Palette data has the following format:

bytes 0-1    index of first palette entry to replace
bytes 2-3    number of palette entries to replace
bytes 4..    RGB byte triplets

For example, if the index of the first entry is 0x0001 and the number of palette entries to replace is 0x0077 then the decoder would iterate through palette indices 1..0x77 and read the RGB entries out of the encoded palette.

Video Format

AVS uses a very simplistic vector quantizer video coding scheme. Possible vector sizes include 2x2, 2x3, and 3x3 depending on block type. The codec was designed to operate on the standard IBM VGA 320x200 256-color video mode. However, the videos always appear to be encoded at a resolution of 318x198. Each of the video modes specifies that only one vector size is used. This is the total number of vectors comprising a frame for each vector size:

vector size    vectors in a 318x198 frame
-----------    --------------------------
    2x2                  15741
    2x3                  10494
    3x3                   6996

An intraframe is always painted with 3x3 vectors. An encoded intraframe consists of a 256-entry vector codebook followed by a vector map instructing the decoder where to place the vectors in the final frame. In fact, an intraframe will always have the same size: 9300 (0x2454) bytes. This is the intraframe layout:

bytes 0..2303     256 9-pixel vectors
bytes 2304..9299  6996 codebook indices

An interframe is painted with varying vector sizes depending on the block type:

type 0x0101    3x3 vectors
type 0x0102    2x2 vectors
type 0x0103    2x3 vectors

An encoded interframe has the following layout:

vector codebook
vector change bitmap
codebook indices

The vector codebook consists of 256 pixel vectors. The size of each vector (either 4, 6, or 9 bytes) depends on which size vector the current interframe type uses. The size of the vector change bitmap is defined as:

size_of_change_bitmap = ((319 / vector_width + 7) / 8) * 
    (199 / vector_height)

The interframe decoding algorithm is:

initialize pointers to the codebook, change bitmap, and indices
read the next byte from the change bitmap
for each vector position in image, left -> right, top -> bottom
  if bit 7 of change byte is 1 then
    read next codebook index from index portion of stream
    copy the vector at codebook[index] into the current vector position
  if bit 7 of change byte is 0 then
    vector is unchanged from previous frame
  shift the change byte left by 1
  if the change byte has been exhausted (shifted 8 times)
    read the next byte from the change bitmap

Audio Format

The AVS audio format is actually taken from the Creative VOC format.

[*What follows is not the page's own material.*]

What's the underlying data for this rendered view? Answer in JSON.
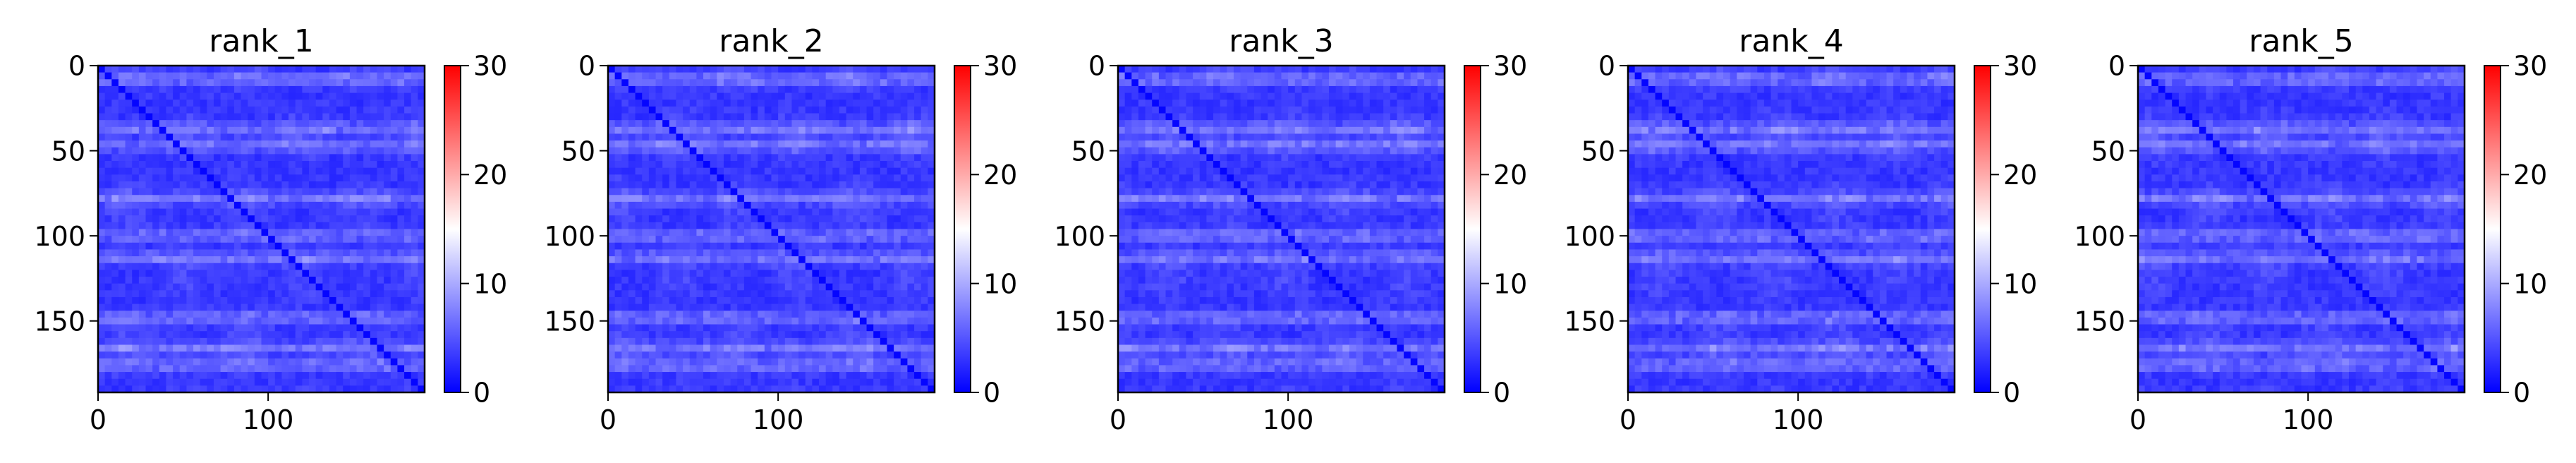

A VOC chunk has the following layout:

byte  0    chunk type (should be 1)
bytes 1-3  chunk length (including 4-byte payload but not next 2 bytes)
byte  4    frequency divisor
byte  5    data packing field (should be 0 which indicates unpacked)
bytes 6..  audio data

The caveat when processing audio blocks (type 0x0200) is that the block may or be a complete VOC chunk (with a header and complete data), or may be the beginning of a VOC chunk (with header and some data), or a continuation of a VOC chunk started in a previous frame along with the start of a new VOC chunk. For example, one audio block may contain an entire VOC chunk:

frame
 block 0x200, length = 8196
  voc-header, chunk_length = 8188
  samples -> 8188 samples
frame
 block 0x200, length = 50
  voc-header, chunk_length = 90
  samples -> to the end of the subblock (50 - 6 VOC header bytes)
...
frame
 block 0x200, length = 50
  samples -> the rest of the data as counted by previous chunk_length 
    (90 - (50-6))
  voc-header
  samples
...

The frequency divisor, which should ideally remain constant through playback, is an unsigned byte that is fed directly into the classic Creative Sound Blaster to initialize the DAC for digital audio output. The formula to calculate the playback sample rate is:

sample_rate = 1000000 / (256 - frequency_divisor)

A common divisor is 0xA6/166 which yields a sample rate of 11111 Hz.

The audio data is single-channel, unsigned, 8-bit, PCM audio data.